NVIDIA shipped NV-Raw2Insights-US, an AI model that processes raw ultrasound sensor data to create patient-specific sound speed maps for adaptive imaging.

The system bypasses traditional ultrasound reconstruction pipelines by learning directly from raw sensor measurements captured by ultrasound probes. This approach preserves information typically lost during conventional beamforming processes.

NVIDIA developed the technology in partnership with researchers from Siemens Healthineers. The model represents the first application in what NVIDIA calls the "Raw2Insights" class of AI systems for medical imaging.

Breaking the beamforming bottleneck

Traditional ultrasound imaging relies on hand-engineered reconstruction pipelines that make simplifying assumptions about physics, including constant sound speed throughout the body. NV-Raw2Insights-US estimates individual sound speed variations to correct images in real-time.

The system generates personalized sound speed maps for each patient during scanning. What previously required complex, time-intensive computation now happens in a single AI inference pass.

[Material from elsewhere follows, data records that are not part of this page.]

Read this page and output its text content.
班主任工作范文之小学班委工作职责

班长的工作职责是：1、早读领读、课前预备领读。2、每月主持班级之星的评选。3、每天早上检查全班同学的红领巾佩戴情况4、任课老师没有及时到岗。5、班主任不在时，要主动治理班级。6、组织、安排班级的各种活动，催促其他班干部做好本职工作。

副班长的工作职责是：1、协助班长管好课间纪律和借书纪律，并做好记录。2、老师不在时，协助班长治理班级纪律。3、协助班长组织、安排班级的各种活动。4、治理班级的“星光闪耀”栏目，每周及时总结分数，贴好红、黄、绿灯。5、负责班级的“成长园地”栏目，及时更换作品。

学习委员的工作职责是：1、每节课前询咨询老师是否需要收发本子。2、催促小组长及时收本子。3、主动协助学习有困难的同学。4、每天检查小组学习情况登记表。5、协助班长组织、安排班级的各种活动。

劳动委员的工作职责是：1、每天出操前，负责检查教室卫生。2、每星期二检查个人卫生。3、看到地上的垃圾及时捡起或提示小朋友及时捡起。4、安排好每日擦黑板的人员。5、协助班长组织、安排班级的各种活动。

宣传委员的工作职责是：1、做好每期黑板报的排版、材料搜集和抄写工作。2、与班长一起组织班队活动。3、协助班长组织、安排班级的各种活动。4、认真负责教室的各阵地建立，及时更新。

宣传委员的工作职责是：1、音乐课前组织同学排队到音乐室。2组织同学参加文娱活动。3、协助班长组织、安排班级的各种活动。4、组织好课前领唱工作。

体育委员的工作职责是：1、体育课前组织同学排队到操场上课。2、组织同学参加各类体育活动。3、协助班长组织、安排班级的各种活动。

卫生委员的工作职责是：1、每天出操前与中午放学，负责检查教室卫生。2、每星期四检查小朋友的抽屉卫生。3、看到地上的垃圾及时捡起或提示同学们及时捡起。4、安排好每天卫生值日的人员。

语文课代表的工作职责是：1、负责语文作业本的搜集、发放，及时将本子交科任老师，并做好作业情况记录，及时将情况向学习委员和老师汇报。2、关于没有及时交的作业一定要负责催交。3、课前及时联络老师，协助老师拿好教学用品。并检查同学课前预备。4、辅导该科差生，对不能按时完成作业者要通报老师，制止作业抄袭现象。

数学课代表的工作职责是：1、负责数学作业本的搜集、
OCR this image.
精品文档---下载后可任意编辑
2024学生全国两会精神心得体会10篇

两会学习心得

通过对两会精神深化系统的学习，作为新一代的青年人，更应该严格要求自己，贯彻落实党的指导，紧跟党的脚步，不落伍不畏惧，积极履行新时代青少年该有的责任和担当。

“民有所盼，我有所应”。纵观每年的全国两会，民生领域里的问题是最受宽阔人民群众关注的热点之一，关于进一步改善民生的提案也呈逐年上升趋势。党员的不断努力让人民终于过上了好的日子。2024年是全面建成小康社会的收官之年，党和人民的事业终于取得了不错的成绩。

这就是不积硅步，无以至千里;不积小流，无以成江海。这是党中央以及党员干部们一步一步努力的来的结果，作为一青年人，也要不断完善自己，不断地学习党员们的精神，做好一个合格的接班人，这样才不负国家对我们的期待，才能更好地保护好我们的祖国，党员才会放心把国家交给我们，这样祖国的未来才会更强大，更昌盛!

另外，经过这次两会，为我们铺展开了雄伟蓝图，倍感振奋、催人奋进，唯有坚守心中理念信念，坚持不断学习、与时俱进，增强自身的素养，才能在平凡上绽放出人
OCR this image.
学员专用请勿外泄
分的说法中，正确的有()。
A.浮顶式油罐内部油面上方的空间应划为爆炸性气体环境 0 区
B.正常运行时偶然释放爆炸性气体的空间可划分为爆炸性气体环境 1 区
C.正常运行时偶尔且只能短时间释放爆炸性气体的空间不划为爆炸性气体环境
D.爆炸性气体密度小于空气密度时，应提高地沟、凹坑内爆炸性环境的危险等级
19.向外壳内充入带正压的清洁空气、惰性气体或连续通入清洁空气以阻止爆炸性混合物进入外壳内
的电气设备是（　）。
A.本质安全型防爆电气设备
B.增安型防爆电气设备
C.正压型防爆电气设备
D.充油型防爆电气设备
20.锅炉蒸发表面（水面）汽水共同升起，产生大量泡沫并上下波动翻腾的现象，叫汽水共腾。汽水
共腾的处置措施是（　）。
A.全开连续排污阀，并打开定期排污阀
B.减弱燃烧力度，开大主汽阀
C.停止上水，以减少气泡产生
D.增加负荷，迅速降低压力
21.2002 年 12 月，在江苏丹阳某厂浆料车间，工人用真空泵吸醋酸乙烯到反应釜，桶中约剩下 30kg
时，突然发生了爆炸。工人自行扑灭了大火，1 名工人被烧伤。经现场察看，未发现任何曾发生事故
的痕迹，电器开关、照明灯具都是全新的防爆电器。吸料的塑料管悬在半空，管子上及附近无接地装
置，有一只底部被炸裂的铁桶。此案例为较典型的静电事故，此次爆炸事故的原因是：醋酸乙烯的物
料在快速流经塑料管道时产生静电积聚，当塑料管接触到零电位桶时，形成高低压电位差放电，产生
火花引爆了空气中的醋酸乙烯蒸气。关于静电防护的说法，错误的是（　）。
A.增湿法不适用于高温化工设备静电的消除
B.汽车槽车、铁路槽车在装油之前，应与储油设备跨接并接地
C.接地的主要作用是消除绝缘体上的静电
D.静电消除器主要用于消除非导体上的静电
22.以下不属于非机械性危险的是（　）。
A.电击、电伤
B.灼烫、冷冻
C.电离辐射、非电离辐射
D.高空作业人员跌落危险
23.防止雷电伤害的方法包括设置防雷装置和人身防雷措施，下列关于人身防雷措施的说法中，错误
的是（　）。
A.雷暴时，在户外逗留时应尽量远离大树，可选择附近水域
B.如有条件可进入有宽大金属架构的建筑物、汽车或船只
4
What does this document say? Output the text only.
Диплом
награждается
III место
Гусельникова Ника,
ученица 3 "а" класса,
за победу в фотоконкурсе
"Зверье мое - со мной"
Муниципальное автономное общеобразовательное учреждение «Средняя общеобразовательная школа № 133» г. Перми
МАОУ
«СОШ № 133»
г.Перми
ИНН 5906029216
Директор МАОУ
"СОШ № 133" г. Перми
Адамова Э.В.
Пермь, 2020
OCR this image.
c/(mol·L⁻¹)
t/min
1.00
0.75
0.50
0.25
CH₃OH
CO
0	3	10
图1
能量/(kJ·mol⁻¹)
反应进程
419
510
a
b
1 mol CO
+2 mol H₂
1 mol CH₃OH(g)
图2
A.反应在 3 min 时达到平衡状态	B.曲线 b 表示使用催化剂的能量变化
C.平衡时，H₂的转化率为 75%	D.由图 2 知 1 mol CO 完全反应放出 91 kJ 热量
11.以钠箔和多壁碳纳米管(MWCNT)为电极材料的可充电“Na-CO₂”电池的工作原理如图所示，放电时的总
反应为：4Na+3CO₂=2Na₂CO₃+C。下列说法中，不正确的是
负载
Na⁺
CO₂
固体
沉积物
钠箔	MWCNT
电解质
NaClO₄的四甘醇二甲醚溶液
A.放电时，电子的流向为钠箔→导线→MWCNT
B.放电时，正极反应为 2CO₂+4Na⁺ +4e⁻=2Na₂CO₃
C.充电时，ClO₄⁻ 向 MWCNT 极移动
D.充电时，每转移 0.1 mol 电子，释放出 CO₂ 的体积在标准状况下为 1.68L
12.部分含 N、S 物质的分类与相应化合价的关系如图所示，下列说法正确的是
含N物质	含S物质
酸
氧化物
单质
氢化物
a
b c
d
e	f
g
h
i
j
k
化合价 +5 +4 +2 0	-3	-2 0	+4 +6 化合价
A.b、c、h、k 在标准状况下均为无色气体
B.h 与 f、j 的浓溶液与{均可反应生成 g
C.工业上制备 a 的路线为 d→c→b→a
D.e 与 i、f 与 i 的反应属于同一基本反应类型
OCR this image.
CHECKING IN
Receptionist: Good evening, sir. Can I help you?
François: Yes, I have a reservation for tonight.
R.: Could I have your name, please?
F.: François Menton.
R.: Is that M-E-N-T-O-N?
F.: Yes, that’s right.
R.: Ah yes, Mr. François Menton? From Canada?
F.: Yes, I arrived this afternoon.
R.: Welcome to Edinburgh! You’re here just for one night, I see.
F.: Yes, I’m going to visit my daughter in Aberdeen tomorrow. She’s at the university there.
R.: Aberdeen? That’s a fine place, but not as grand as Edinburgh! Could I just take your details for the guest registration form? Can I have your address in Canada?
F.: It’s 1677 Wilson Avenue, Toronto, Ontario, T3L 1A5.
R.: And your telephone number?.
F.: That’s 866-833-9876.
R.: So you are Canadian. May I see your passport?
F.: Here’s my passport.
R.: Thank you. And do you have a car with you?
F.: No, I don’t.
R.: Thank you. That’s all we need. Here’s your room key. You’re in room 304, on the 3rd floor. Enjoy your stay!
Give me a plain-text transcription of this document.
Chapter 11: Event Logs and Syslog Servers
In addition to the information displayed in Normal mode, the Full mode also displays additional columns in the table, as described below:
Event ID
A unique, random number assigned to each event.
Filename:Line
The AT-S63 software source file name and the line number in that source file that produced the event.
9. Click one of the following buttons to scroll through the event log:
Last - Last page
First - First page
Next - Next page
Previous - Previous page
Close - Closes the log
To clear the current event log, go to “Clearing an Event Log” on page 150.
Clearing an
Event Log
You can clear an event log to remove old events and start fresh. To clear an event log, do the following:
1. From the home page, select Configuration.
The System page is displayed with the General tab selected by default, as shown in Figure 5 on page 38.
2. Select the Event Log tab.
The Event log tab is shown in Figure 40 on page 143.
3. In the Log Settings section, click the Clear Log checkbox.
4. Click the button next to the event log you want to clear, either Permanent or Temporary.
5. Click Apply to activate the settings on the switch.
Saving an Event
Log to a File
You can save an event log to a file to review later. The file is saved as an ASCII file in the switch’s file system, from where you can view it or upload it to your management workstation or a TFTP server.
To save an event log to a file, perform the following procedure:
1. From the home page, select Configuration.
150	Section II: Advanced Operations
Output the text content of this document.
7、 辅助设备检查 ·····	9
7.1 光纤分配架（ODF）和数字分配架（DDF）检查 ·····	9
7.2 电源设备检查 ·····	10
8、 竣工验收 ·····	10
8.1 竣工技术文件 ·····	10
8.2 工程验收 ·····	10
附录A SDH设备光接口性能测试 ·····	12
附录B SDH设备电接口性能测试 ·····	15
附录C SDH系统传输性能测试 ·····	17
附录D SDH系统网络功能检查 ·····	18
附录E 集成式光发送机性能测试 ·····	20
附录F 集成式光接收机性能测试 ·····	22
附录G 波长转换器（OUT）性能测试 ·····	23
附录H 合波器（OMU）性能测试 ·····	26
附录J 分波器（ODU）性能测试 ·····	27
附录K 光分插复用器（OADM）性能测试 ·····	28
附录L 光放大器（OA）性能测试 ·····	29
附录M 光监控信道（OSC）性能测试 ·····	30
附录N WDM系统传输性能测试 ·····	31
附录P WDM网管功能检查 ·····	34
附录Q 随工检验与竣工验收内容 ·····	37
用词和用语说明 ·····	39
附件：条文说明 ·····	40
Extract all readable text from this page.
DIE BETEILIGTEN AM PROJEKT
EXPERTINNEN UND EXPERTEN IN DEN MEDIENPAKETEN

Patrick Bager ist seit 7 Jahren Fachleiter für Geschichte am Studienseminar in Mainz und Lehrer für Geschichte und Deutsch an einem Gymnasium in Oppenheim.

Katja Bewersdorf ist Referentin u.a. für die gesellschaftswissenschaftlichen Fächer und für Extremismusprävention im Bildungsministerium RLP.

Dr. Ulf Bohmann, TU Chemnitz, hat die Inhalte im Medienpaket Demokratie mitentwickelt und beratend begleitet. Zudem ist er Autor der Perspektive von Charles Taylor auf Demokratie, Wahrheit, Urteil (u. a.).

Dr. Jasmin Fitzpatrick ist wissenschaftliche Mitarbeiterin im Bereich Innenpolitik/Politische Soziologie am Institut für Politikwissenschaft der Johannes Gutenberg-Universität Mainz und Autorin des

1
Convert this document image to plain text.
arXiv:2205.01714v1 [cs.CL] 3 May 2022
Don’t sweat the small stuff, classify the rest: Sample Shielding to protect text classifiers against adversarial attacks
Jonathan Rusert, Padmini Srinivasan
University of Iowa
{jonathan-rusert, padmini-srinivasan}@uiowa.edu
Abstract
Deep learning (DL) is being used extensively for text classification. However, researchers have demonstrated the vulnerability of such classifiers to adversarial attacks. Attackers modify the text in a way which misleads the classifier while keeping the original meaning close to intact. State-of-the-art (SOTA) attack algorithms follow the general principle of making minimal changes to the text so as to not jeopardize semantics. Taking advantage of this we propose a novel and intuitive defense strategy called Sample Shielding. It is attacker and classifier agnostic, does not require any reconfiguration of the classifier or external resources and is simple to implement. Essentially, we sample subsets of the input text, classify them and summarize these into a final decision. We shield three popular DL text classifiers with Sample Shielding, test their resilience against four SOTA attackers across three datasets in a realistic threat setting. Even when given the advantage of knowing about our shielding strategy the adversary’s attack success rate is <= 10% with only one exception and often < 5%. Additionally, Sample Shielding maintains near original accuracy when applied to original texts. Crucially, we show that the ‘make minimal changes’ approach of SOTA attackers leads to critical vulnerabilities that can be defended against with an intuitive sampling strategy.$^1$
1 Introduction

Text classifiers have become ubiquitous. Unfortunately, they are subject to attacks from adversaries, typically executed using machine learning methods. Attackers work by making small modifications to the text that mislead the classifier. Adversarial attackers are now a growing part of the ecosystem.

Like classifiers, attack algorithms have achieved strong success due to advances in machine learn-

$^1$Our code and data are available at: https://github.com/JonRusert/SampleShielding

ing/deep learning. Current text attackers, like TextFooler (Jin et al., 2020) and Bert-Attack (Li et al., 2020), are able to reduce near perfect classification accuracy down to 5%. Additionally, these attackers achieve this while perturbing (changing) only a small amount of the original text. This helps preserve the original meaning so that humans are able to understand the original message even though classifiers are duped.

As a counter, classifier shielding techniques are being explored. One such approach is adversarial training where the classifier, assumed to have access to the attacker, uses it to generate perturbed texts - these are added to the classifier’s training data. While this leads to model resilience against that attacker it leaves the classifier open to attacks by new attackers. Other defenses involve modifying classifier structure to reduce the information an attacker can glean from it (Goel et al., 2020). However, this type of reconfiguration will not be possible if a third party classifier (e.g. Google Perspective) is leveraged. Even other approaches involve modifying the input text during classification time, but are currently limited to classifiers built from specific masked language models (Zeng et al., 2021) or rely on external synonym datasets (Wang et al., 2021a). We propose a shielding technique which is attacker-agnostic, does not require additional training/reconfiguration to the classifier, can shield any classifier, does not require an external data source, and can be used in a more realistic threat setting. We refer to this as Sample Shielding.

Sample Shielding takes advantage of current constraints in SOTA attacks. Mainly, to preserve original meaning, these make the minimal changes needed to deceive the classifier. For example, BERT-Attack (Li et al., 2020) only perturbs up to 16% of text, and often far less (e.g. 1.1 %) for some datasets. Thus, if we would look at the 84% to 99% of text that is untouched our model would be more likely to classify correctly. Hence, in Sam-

NVIDIA deploys the model using its Holoscan edge AI platform on systems including NVIDIA IGX Thor and NVIDIA DGX Spark. The inference runs on Blackwell-class GPUs.

Hardware integration challenges solved

Raw ultrasound channel data typically remains inaccessible on clinical scanners due to high bandwidth requirements. NVIDIA's Holoscan Sensor Bridge addresses this through an open-source FPGA IP that enables high-bandwidth, low-latency data transfer to GPUs.

The implementation uses an Altera Agilex-7 FPGA development kit paired with Holoscan Sensor Bridge to stream raw data from an ACUSON Sequoia ultrasound scanner's DisplayPort outputs. NVIDIA calls this approach "Data over DisplayPort."

The FPGA packetizes the data and transmits it over Ethernet to NVIDIA IGX systems for collection and AI inference. This demonstrates how modern computational capacity integrates with existing scanner architectures using high-bandwidth DisplayPort outputs.

Once processed, the patient-specific sound speed estimates stream back to the ultrasound scanner to improve focus in the live imaging feed. The architecture provides flexibility for both development and deployment scenarios.